After dinner last night, Charlie had to pee.
This is not an unusual situation. Sam puts Charlie on his leash and takes him into the front yard to do his business. But it was an unusually lovely night; the humidity had dropped and the sun was still shining, so I went out, too. On the street, we ran into our neighbors, also walking their dog.
Sam was without a shirt. Earlier in the evening I’d noticed a huge stain on my shirt, but I figured, who cares? No one’s going to see me. And then, here we were, facing our neighbors, who are exquisitely lovely, exquisitely kempt people. He’s British, for god’s sake! They looked like they were plucked from an L.L. Bean catalog, walking their stately Golden Retriever, while scruffy little Charlie strained his leash to frantically sniff around her butt.
We stood out there chatting for a while, the refined, fully-dressed, non-stained neighbors and their classy dog and Sam, half-naked, and me, food smeared on my clothes, and our disheveled butt- sniffer of a dog. This was my awareness, and it colored the entire interaction. My mortification at our grossness by contrast loomed large, even as we were yammering on about soccer and kitchen renovations and what the kids are up to.
Sam, on the other hand, felt fine. More than fine. Oblivious, like a toddler, or Charlie.

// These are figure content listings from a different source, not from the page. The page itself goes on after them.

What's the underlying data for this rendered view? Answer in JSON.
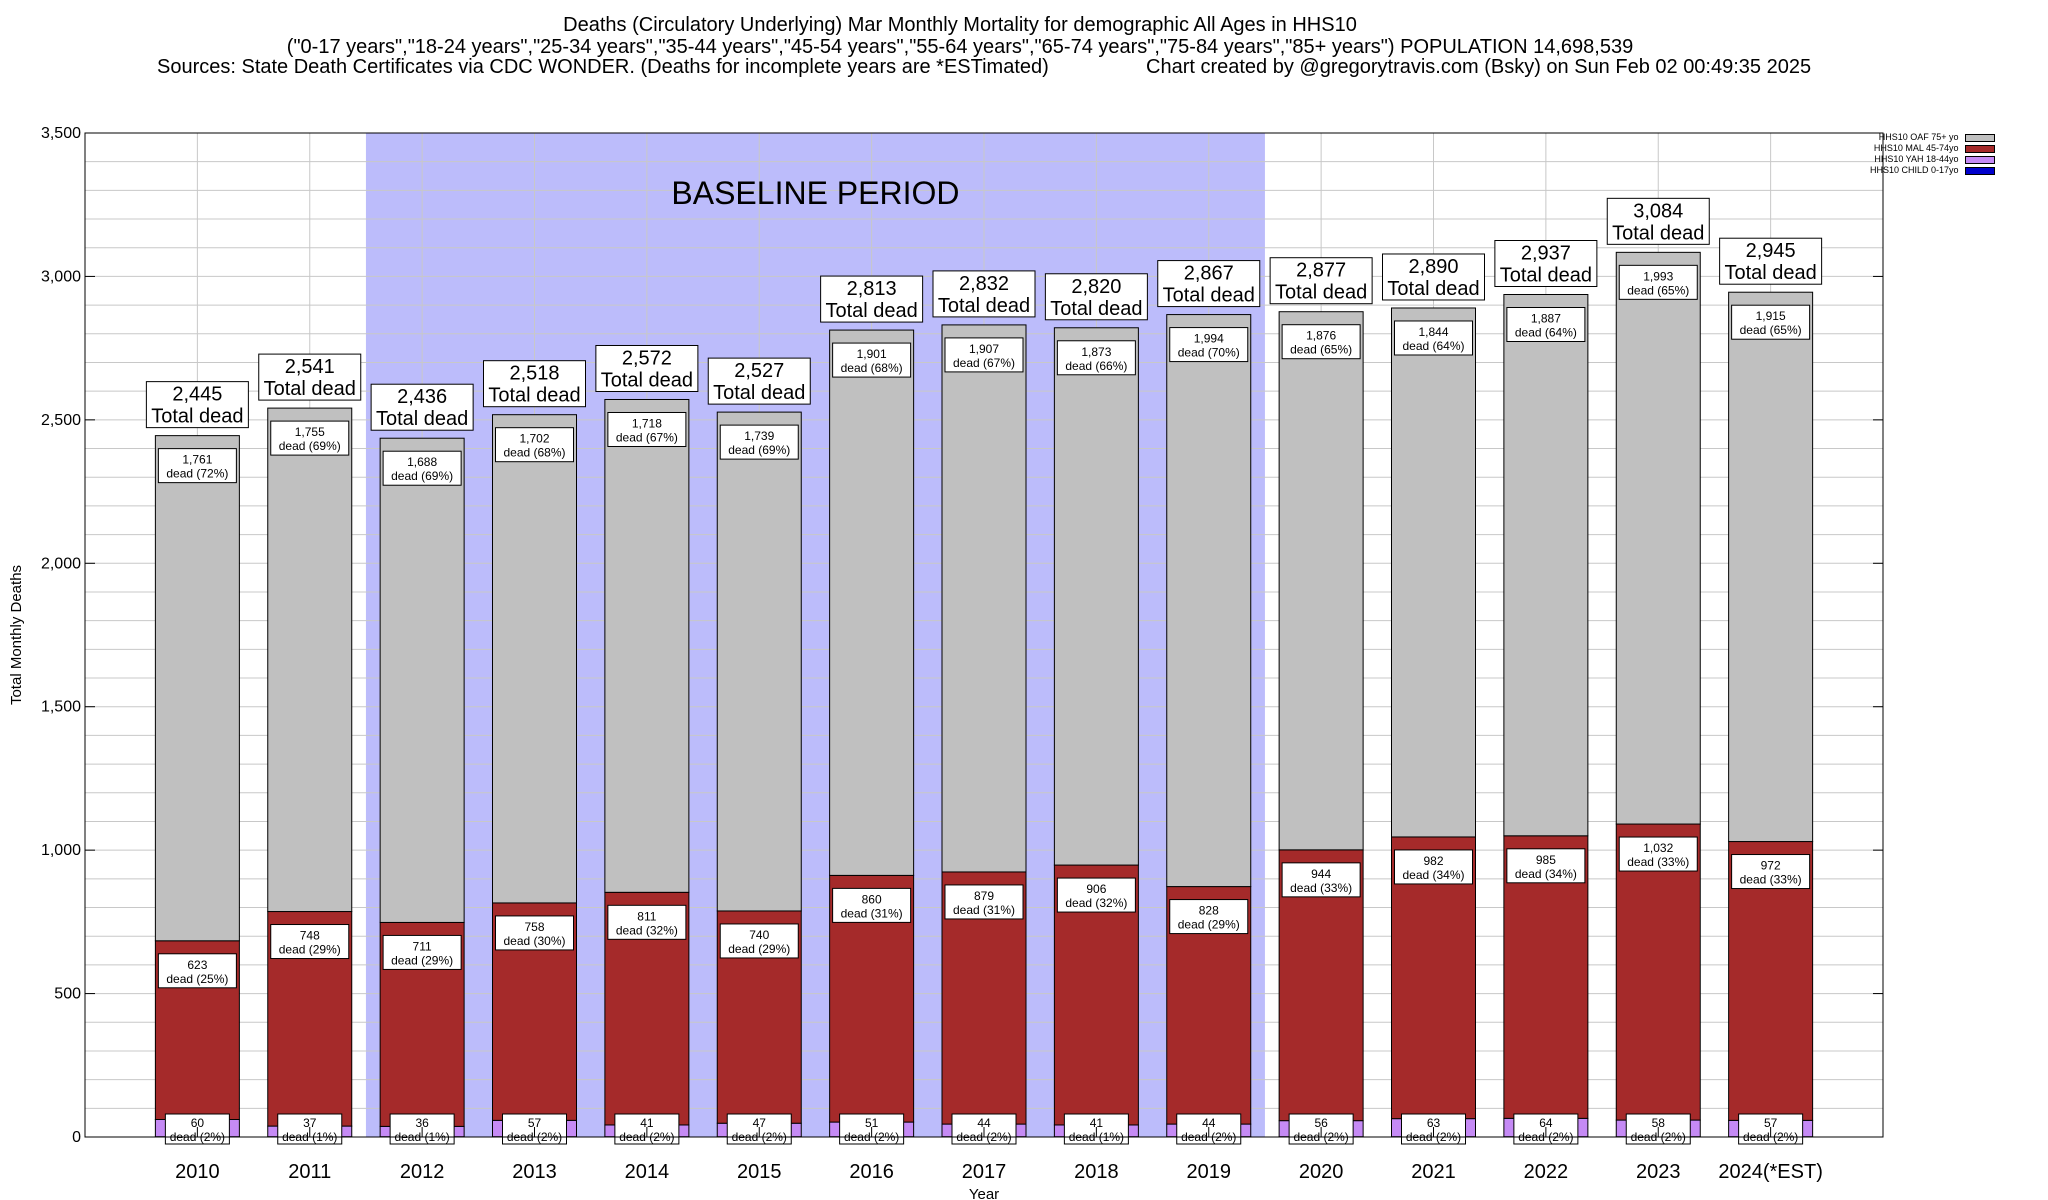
{
  "header": {
    "line1": "Deaths (Circulatory Underlying) Mar Monthly Mortality for demographic All Ages in HHS10",
    "line2": "(\"0-17 years\",\"18-24 years\",\"25-34 years\",\"35-44 years\",\"45-54 years\",\"55-64 years\",\"65-74 years\",\"75-84 years\",\"85+ years\") POPULATION 14,698,539",
    "line3_left": "Sources: State Death Certificates via CDC WONDER. (Deaths for incomplete years are *ESTimated)",
    "line3_right": "Chart created by @gregorytravis.com (Bsky) on Sun Feb 02 00:49:35 2025"
  },
  "chart_data": {
    "type": "bar",
    "stacked": true,
    "ylabel": "Total Monthly Deaths",
    "xlabel": "Year",
    "ylim": [
      0,
      3500
    ],
    "yticks": [
      "0",
      "500",
      "1,000",
      "1,500",
      "2,000",
      "2,500",
      "3,000",
      "3,500"
    ],
    "yticks_values": [
      0,
      500,
      1000,
      1500,
      2000,
      2500,
      3000,
      3500
    ],
    "grid": true,
    "baseline_label": "BASELINE PERIOD",
    "baseline_range": [
      "2012",
      "2019"
    ],
    "categories": [
      "2010",
      "2011",
      "2012",
      "2013",
      "2014",
      "2015",
      "2016",
      "2017",
      "2018",
      "2019",
      "2020",
      "2021",
      "2022",
      "2023",
      "2024(*EST)"
    ],
    "totals": [
      2445,
      2541,
      2436,
      2518,
      2572,
      2527,
      2813,
      2832,
      2820,
      2867,
      2877,
      2890,
      2937,
      3084,
      2945
    ],
    "total_labels": [
      "2,445",
      "2,541",
      "2,436",
      "2,518",
      "2,572",
      "2,527",
      "2,813",
      "2,832",
      "2,820",
      "2,867",
      "2,877",
      "2,890",
      "2,937",
      "3,084",
      "2,945"
    ],
    "total_suffix": "Total dead",
    "series": [
      {
        "name": "HHS10 CHILD 0-17yo",
        "color": "#0000cc",
        "values": [
          1,
          1,
          1,
          1,
          1,
          1,
          1,
          1,
          1,
          1,
          1,
          1,
          1,
          1,
          1
        ],
        "labels": [],
        "pcts": []
      },
      {
        "name": "HHS10 YAH 18-44yo",
        "color": "#c58af5",
        "values": [
          60,
          37,
          36,
          57,
          41,
          47,
          51,
          44,
          41,
          44,
          56,
          63,
          64,
          58,
          57
        ],
        "labels": [
          "60",
          "37",
          "36",
          "57",
          "41",
          "47",
          "51",
          "44",
          "41",
          "44",
          "56",
          "63",
          "64",
          "58",
          "57"
        ],
        "pcts": [
          "dead (2%)",
          "dead (1%)",
          "dead (1%)",
          "dead (2%)",
          "dead (2%)",
          "dead (2%)",
          "dead (2%)",
          "dead (2%)",
          "dead (1%)",
          "dead (2%)",
          "dead (2%)",
          "dead (2%)",
          "dead (2%)",
          "dead (2%)",
          "dead (2%)"
        ]
      },
      {
        "name": "HHS10 MAL 45-74yo",
        "color": "#a52a2a",
        "values": [
          623,
          748,
          711,
          758,
          811,
          740,
          860,
          879,
          906,
          828,
          944,
          982,
          985,
          1032,
          972
        ],
        "labels": [
          "623",
          "748",
          "711",
          "758",
          "811",
          "740",
          "860",
          "879",
          "906",
          "828",
          "944",
          "982",
          "985",
          "1,032",
          "972"
        ],
        "pcts": [
          "dead (25%)",
          "dead (29%)",
          "dead (29%)",
          "dead (30%)",
          "dead (32%)",
          "dead (29%)",
          "dead (31%)",
          "dead (31%)",
          "dead (32%)",
          "dead (29%)",
          "dead (33%)",
          "dead (34%)",
          "dead (34%)",
          "dead (33%)",
          "dead (33%)"
        ]
      },
      {
        "name": "HHS10 OAF 75+ yo",
        "color": "#c0c0c0",
        "values": [
          1761,
          1755,
          1688,
          1702,
          1718,
          1739,
          1901,
          1907,
          1873,
          1994,
          1876,
          1844,
          1887,
          1993,
          1915
        ],
        "labels": [
          "1,761",
          "1,755",
          "1,688",
          "1,702",
          "1,718",
          "1,739",
          "1,901",
          "1,907",
          "1,873",
          "1,994",
          "1,876",
          "1,844",
          "1,887",
          "1,993",
          "1,915"
        ],
        "pcts": [
          "dead (72%)",
          "dead (69%)",
          "dead (69%)",
          "dead (68%)",
          "dead (67%)",
          "dead (69%)",
          "dead (68%)",
          "dead (67%)",
          "dead (66%)",
          "dead (70%)",
          "dead (65%)",
          "dead (64%)",
          "dead (64%)",
          "dead (65%)",
          "dead (65%)"
        ]
      }
    ],
    "legend_order": [
      "HHS10 OAF 75+ yo",
      "HHS10 MAL 45-74yo",
      "HHS10 YAH 18-44yo",
      "HHS10 CHILD 0-17yo"
    ],
    "legend_position": "top-right",
    "colors": {
      "baseline": "#bcbcfb",
      "grid": "#c8c8c8"
    }
  }
}
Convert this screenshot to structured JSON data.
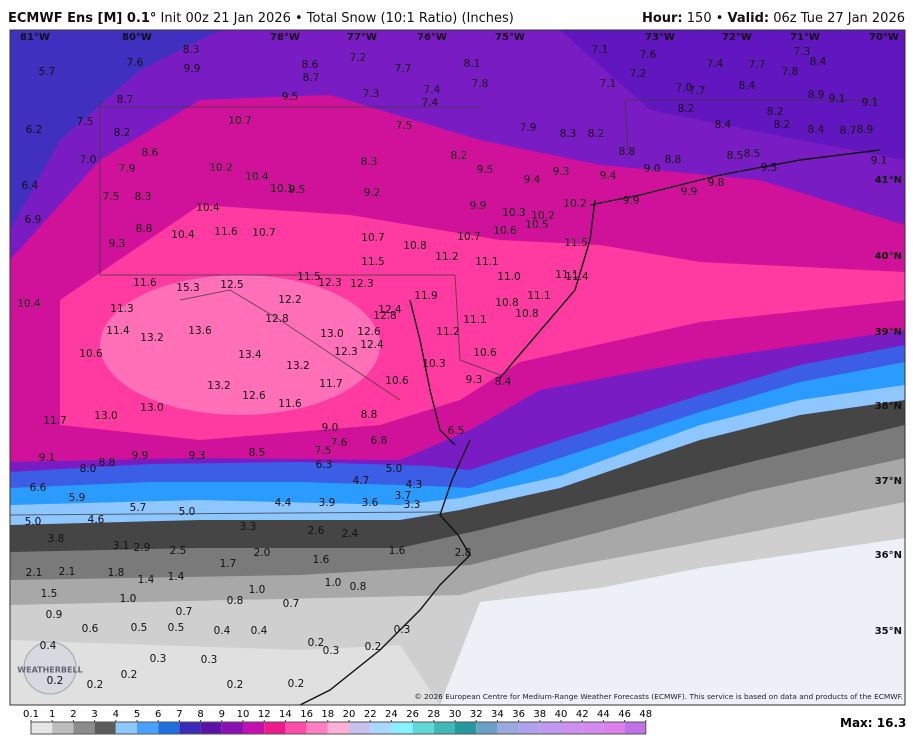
{
  "header": {
    "model": "ECMWF Ens [M] 0.1°",
    "description": "Init 00z 21 Jan 2026 • Total Snow (10:1 Ratio) (Inches)",
    "hour_label": "Hour:",
    "hour": "150 •",
    "valid_label": "Valid:",
    "valid": "06z Tue 27 Jan 2026"
  },
  "lat_labels": [
    "41°N",
    "40°N",
    "39°N",
    "38°N",
    "37°N",
    "36°N",
    "35°N"
  ],
  "lon_labels": [
    "81°W",
    "80°W",
    "78°W",
    "77°W",
    "76°W",
    "75°W",
    "73°W",
    "72°W",
    "71°W",
    "70°W"
  ],
  "points": [
    "8.3",
    "7.6",
    "5.7",
    "9.9",
    "8.6",
    "8.7",
    "7.2",
    "7.7",
    "8.1",
    "7.1",
    "7.6",
    "7.4",
    "7.7",
    "7.3",
    "8.4",
    "7.3",
    "7.4",
    "7.8",
    "7.2",
    "7.1",
    "7.0",
    "7.7",
    "8.4",
    "7.8",
    "8.9",
    "9.1",
    "9.1",
    "8.7",
    "9.5",
    "7.4",
    "7.5",
    "6.2",
    "8.2",
    "10.7",
    "7.5",
    "7.9",
    "8.2",
    "8.4",
    "8.2",
    "8.2",
    "8.4",
    "8.7",
    "8.9",
    "8.6",
    "7.0",
    "8.3",
    "8.2",
    "8.8",
    "8.2",
    "8.3",
    "8.8",
    "9.0",
    "8.5",
    "8.5",
    "9.5",
    "9.1",
    "7.9",
    "10.2",
    "10.4",
    "9.5",
    "9.3",
    "9.4",
    "9.4",
    "6.4",
    "10.1",
    "9.5",
    "9.2",
    "9.8",
    "9.9",
    "7.5",
    "8.3",
    "10.2",
    "9.9",
    "10.4",
    "9.9",
    "10.3",
    "10.2",
    "10.5",
    "6.9",
    "8.8",
    "11.6",
    "10.7",
    "10.4",
    "10.6",
    "10.7",
    "10.7",
    "10.8",
    "11.5",
    "9.3",
    "11.2",
    "11.5",
    "11.1",
    "11.1",
    "11.4",
    "11.0",
    "11.6",
    "11.5",
    "12.3",
    "12.5",
    "12.3",
    "15.3",
    "12.2",
    "10.4",
    "11.1",
    "11.9",
    "10.8",
    "11.3",
    "12.4",
    "12.8",
    "12.8",
    "10.8",
    "11.1",
    "11.4",
    "13.6",
    "13.0",
    "12.6",
    "11.2",
    "13.2",
    "12.4",
    "10.6",
    "13.4",
    "12.3",
    "10.6",
    "13.2",
    "10.3",
    "10.6",
    "11.7",
    "9.3",
    "8.4",
    "13.2",
    "12.6",
    "13.0",
    "11.6",
    "13.0",
    "8.8",
    "11.7",
    "6.5",
    "9.0",
    "6.8",
    "7.6",
    "7.5",
    "9.1",
    "9.9",
    "9.3",
    "8.5",
    "8.8",
    "8.0",
    "6.3",
    "5.0",
    "4.7",
    "4.3",
    "6.6",
    "3.7",
    "5.9",
    "3.9",
    "3.6",
    "3.3",
    "4.4",
    "5.7",
    "5.0",
    "5.0",
    "4.6",
    "3.3",
    "2.6",
    "2.4",
    "3.8",
    "3.1",
    "2.9",
    "2.5",
    "2.0",
    "1.6",
    "2.8",
    "1.6",
    "1.7",
    "2.1",
    "2.1",
    "1.8",
    "1.4",
    "1.4",
    "1.0",
    "0.8",
    "1.0",
    "1.5",
    "1.0",
    "0.8",
    "0.7",
    "0.7",
    "0.9",
    "0.6",
    "0.5",
    "0.5",
    "0.4",
    "0.4",
    "0.3",
    "0.2",
    "0.4",
    "0.3",
    "0.2",
    "0.3",
    "0.3",
    "0.2",
    "0.2",
    "0.2",
    "0.2",
    "0.2"
  ],
  "logo": "WEATHERBELL",
  "copyright": "© 2026 European Centre for Medium-Range Weather Forecasts (ECMWF). This service is based on data and products of the ECMWF.",
  "colorbar": {
    "ticks": [
      0.1,
      1,
      2,
      3,
      4,
      5,
      6,
      7,
      8,
      9,
      10,
      12,
      14,
      16,
      18,
      20,
      22,
      24,
      26,
      28,
      30,
      32,
      34,
      36,
      38,
      40,
      42,
      44,
      46,
      48
    ],
    "colors": [
      "#e6e6e6",
      "#bdbdbd",
      "#8c8c8c",
      "#5c5c5c",
      "#8ec6ff",
      "#4aa0ff",
      "#1f6fe0",
      "#3a2bb8",
      "#5a12a8",
      "#8a10b4",
      "#c010b0",
      "#ee1a8c",
      "#ff4aa6",
      "#ff80c2",
      "#ffb0d6",
      "#c8c0ee",
      "#a8d8ff",
      "#88f0ff",
      "#60d8d8",
      "#40b8b8",
      "#2898a0",
      "#6aa0c8",
      "#9aa8e0",
      "#b0a0ee",
      "#c098f0",
      "#cc90f0",
      "#d488f0",
      "#dc80f0",
      "#c070e8"
    ]
  },
  "max": {
    "label": "Max:",
    "value": 16.3
  }
}
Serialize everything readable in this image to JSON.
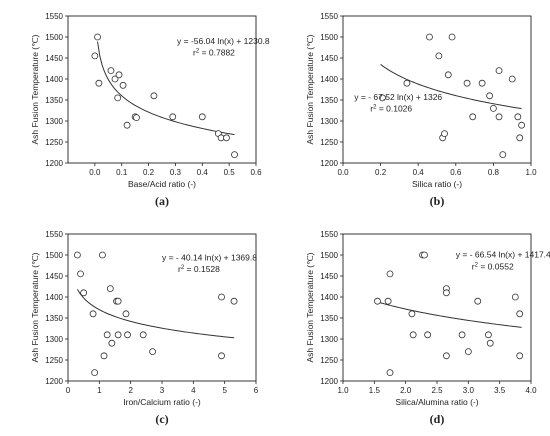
{
  "chart_data": [
    {
      "type": "scatter",
      "panel_label": "(a)",
      "xlabel": "Base/Acid ratio (-)",
      "ylabel": "Ash Fusion Temperature (℃)",
      "xlim": [
        -0.1,
        0.6
      ],
      "ylim": [
        1200,
        1550
      ],
      "xticks": [
        0.0,
        0.1,
        0.2,
        0.3,
        0.4,
        0.5,
        0.6
      ],
      "yticks": [
        1200,
        1250,
        1300,
        1350,
        1400,
        1450,
        1500,
        1550
      ],
      "points": [
        [
          0.0,
          1455
        ],
        [
          0.01,
          1500
        ],
        [
          0.015,
          1390
        ],
        [
          0.06,
          1420
        ],
        [
          0.075,
          1400
        ],
        [
          0.085,
          1355
        ],
        [
          0.09,
          1410
        ],
        [
          0.105,
          1385
        ],
        [
          0.12,
          1290
        ],
        [
          0.15,
          1310
        ],
        [
          0.155,
          1308
        ],
        [
          0.22,
          1360
        ],
        [
          0.29,
          1310
        ],
        [
          0.4,
          1310
        ],
        [
          0.46,
          1270
        ],
        [
          0.47,
          1260
        ],
        [
          0.49,
          1260
        ],
        [
          0.52,
          1220
        ]
      ],
      "fit": {
        "a": -56.04,
        "b": 1230.8,
        "xrange": [
          0.01,
          0.52
        ]
      },
      "equation": "y = -56.04 ln(x) + 1230.8",
      "r2_label": "r",
      "r2_value": " = 0.7882"
    },
    {
      "type": "scatter",
      "panel_label": "(b)",
      "xlabel": "Silica ratio (-)",
      "ylabel": "Ash Fusion Temperature (℃)",
      "xlim": [
        0.0,
        1.0
      ],
      "ylim": [
        1200,
        1550
      ],
      "xticks": [
        0.0,
        0.2,
        0.4,
        0.6,
        0.8,
        1.0
      ],
      "yticks": [
        1200,
        1250,
        1300,
        1350,
        1400,
        1450,
        1500,
        1550
      ],
      "points": [
        [
          0.21,
          1355
        ],
        [
          0.34,
          1390
        ],
        [
          0.46,
          1500
        ],
        [
          0.51,
          1455
        ],
        [
          0.53,
          1260
        ],
        [
          0.54,
          1270
        ],
        [
          0.56,
          1410
        ],
        [
          0.58,
          1500
        ],
        [
          0.66,
          1390
        ],
        [
          0.69,
          1310
        ],
        [
          0.74,
          1390
        ],
        [
          0.78,
          1360
        ],
        [
          0.8,
          1330
        ],
        [
          0.83,
          1420
        ],
        [
          0.83,
          1310
        ],
        [
          0.85,
          1220
        ],
        [
          0.9,
          1400
        ],
        [
          0.93,
          1310
        ],
        [
          0.94,
          1260
        ],
        [
          0.95,
          1290
        ]
      ],
      "fit": {
        "a": -67.52,
        "b": 1326,
        "xrange": [
          0.2,
          0.95
        ]
      },
      "equation": "y = - 67.52 ln(x) + 1326",
      "r2_label": "r",
      "r2_value": " = 0.1026"
    },
    {
      "type": "scatter",
      "panel_label": "(c)",
      "xlabel": "Iron/Calcium ratio (-)",
      "ylabel": "Ash Fusion Temperature (℃)",
      "xlim": [
        0,
        6
      ],
      "ylim": [
        1200,
        1550
      ],
      "xticks": [
        0,
        1,
        2,
        3,
        4,
        5,
        6
      ],
      "yticks": [
        1200,
        1250,
        1300,
        1350,
        1400,
        1450,
        1500,
        1550
      ],
      "points": [
        [
          0.3,
          1500
        ],
        [
          0.4,
          1455
        ],
        [
          0.5,
          1410
        ],
        [
          0.8,
          1360
        ],
        [
          0.85,
          1220
        ],
        [
          1.1,
          1500
        ],
        [
          1.15,
          1260
        ],
        [
          1.25,
          1310
        ],
        [
          1.35,
          1420
        ],
        [
          1.4,
          1290
        ],
        [
          1.55,
          1390
        ],
        [
          1.6,
          1390
        ],
        [
          1.6,
          1310
        ],
        [
          1.85,
          1360
        ],
        [
          1.9,
          1310
        ],
        [
          2.4,
          1310
        ],
        [
          2.7,
          1270
        ],
        [
          4.9,
          1400
        ],
        [
          4.9,
          1260
        ],
        [
          5.3,
          1390
        ]
      ],
      "fit": {
        "a": -40.14,
        "b": 1369.8,
        "xrange": [
          0.3,
          5.3
        ]
      },
      "equation": "y = - 40.14 ln(x) + 1369.8",
      "r2_label": "r",
      "r2_value": " = 0.1528"
    },
    {
      "type": "scatter",
      "panel_label": "(d)",
      "xlabel": "Silica/Alumina ratio (-)",
      "ylabel": "Ash Fusion Temperature (℃)",
      "xlim": [
        1.0,
        4.0
      ],
      "ylim": [
        1200,
        1550
      ],
      "xticks": [
        1.0,
        1.5,
        2.0,
        2.5,
        3.0,
        3.5,
        4.0
      ],
      "yticks": [
        1200,
        1250,
        1300,
        1350,
        1400,
        1450,
        1500,
        1550
      ],
      "points": [
        [
          1.55,
          1390
        ],
        [
          1.72,
          1390
        ],
        [
          1.75,
          1455
        ],
        [
          1.75,
          1220
        ],
        [
          2.1,
          1360
        ],
        [
          2.12,
          1310
        ],
        [
          2.27,
          1500
        ],
        [
          2.3,
          1500
        ],
        [
          2.35,
          1310
        ],
        [
          2.65,
          1420
        ],
        [
          2.65,
          1410
        ],
        [
          2.65,
          1260
        ],
        [
          2.9,
          1310
        ],
        [
          3.0,
          1270
        ],
        [
          3.15,
          1390
        ],
        [
          3.32,
          1310
        ],
        [
          3.35,
          1290
        ],
        [
          3.75,
          1400
        ],
        [
          3.82,
          1360
        ],
        [
          3.82,
          1260
        ]
      ],
      "fit": {
        "a": -66.54,
        "b": 1417.4,
        "xrange": [
          1.55,
          3.85
        ]
      },
      "equation": "y = - 66.54 ln(x) + 1417.4",
      "r2_label": "r",
      "r2_value": " = 0.0552"
    }
  ]
}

When we got back inside, I thought about how liberating it would be, to be Sam! To lose the inner critic that gets in the way of just enjoying a beautiful summer evening, walking our dog and running into neighbors. This enviable indifference to appearances is an organic extension of Sam’s lovely, natural state of I don’t give a shit that I wish I shared.
I decided to approach this by association, delighting in Sam’s ease in himself, in any condition. I am saddled with so much self-consciousness, but I can at least appreciate the setting down of the burden of keeping up appearances, and, like shirtless Sam, the absolute owning of it.
I say comfort over kempt yet some could be both.